Did the whole 'girl power' movement in the 90s really work?
I think it just made me not like men.
Now I'm single and in my thirties and I find it hard to be physically or emotionally attracted to men because most men (except a rare subsection who are often gay) are 'gross' and 'violent' and 'insensitive' and 'ugly' and 'only after one thing', and just about everything that needs to be done in life I can do without them, except things requiring immense physical strength, but everyday life doesn't require you to do much of that if you don't want to, anyway. Oh, and pee standing up and sing really low. But who actually needs to do that?
These are more-or-less the attitudes I absorbed when I was a kid. But I regret having absorbed them. I want to be able to like men more - and to like more kinds of men. Not just thinnish ones with piercing blue eyes, soft skin, gentle voices, no facial hair and no muscles, and ones that look like girls.
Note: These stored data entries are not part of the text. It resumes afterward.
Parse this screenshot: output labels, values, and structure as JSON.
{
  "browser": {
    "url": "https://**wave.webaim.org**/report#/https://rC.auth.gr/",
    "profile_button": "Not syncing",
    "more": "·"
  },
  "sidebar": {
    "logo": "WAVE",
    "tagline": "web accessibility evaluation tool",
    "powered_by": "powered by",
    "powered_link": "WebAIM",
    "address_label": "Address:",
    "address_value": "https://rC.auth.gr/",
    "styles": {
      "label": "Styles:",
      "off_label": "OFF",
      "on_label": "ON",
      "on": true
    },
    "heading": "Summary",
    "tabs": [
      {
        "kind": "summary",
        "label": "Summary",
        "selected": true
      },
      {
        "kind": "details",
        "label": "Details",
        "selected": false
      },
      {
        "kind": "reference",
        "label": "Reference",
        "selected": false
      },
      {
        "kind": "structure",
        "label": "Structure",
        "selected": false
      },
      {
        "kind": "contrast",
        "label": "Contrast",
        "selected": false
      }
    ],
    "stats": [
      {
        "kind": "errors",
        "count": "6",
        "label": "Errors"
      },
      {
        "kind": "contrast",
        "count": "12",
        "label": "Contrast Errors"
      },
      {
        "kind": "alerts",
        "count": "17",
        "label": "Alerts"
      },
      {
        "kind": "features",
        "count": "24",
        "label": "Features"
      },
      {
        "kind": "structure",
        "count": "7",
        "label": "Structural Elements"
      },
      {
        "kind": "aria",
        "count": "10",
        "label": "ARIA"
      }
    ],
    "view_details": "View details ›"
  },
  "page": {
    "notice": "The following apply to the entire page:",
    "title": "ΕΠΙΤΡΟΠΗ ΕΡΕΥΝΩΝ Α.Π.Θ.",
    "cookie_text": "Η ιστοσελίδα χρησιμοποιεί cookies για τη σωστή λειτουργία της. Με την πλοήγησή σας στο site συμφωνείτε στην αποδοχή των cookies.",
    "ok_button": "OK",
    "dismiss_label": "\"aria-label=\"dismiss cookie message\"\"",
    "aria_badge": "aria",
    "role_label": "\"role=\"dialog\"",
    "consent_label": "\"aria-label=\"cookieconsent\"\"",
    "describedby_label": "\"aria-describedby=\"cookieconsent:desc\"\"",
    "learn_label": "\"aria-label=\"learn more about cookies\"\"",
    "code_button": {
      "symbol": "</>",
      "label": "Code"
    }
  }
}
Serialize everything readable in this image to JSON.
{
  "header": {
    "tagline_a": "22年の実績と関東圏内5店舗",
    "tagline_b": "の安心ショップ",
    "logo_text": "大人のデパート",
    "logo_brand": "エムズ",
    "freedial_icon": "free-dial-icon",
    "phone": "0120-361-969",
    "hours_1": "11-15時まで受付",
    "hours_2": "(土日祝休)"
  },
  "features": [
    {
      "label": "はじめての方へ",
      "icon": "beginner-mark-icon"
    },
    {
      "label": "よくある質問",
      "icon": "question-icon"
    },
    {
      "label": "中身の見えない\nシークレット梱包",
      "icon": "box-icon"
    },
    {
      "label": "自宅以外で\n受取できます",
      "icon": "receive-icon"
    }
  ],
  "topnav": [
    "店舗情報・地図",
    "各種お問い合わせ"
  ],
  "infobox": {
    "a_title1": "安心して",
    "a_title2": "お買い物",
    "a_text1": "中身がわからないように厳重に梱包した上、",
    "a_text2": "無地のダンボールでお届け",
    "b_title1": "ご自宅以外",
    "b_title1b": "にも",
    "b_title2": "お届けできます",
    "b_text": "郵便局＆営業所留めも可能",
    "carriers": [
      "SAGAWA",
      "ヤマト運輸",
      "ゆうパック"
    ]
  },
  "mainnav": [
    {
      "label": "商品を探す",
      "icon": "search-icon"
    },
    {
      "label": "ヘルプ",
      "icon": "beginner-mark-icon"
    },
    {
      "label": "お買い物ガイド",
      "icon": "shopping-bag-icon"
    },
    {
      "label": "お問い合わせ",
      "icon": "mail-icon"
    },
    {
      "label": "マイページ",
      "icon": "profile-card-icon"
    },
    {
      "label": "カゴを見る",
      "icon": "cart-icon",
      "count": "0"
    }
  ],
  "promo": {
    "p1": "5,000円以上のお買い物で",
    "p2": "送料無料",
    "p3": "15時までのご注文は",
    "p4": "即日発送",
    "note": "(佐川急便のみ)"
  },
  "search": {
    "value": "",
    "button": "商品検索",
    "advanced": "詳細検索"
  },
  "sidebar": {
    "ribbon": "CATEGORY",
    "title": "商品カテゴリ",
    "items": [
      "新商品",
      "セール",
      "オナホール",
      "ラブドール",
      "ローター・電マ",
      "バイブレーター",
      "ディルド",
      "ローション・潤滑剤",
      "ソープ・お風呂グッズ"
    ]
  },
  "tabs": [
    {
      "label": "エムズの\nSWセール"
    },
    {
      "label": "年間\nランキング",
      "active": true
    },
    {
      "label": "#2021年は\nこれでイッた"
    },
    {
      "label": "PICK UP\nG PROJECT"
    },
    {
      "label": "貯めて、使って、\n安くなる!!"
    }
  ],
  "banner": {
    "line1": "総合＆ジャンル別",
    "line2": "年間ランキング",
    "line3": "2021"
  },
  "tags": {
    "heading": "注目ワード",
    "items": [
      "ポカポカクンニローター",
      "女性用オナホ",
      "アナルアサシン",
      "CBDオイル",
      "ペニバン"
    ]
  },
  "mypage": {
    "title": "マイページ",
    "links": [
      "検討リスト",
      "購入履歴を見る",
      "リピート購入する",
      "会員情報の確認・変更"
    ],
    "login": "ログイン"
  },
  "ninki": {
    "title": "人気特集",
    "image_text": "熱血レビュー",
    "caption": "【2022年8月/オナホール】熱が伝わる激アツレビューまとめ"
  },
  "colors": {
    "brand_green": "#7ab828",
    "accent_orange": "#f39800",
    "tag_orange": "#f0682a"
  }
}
I want there to be something inherent in masculinity itself that I can find beautiful and admirable besides the weiner (which, I'm sorry to say, is massively overrated. I've lacked nothing for never having seen one in real life up close, except perhaps a baby, but I'm not in a rush to have one of those...).
I don't like being this way. Is it normal for girls of the nineties to feel shortchanged by the 'girl power' they were made to imbibe?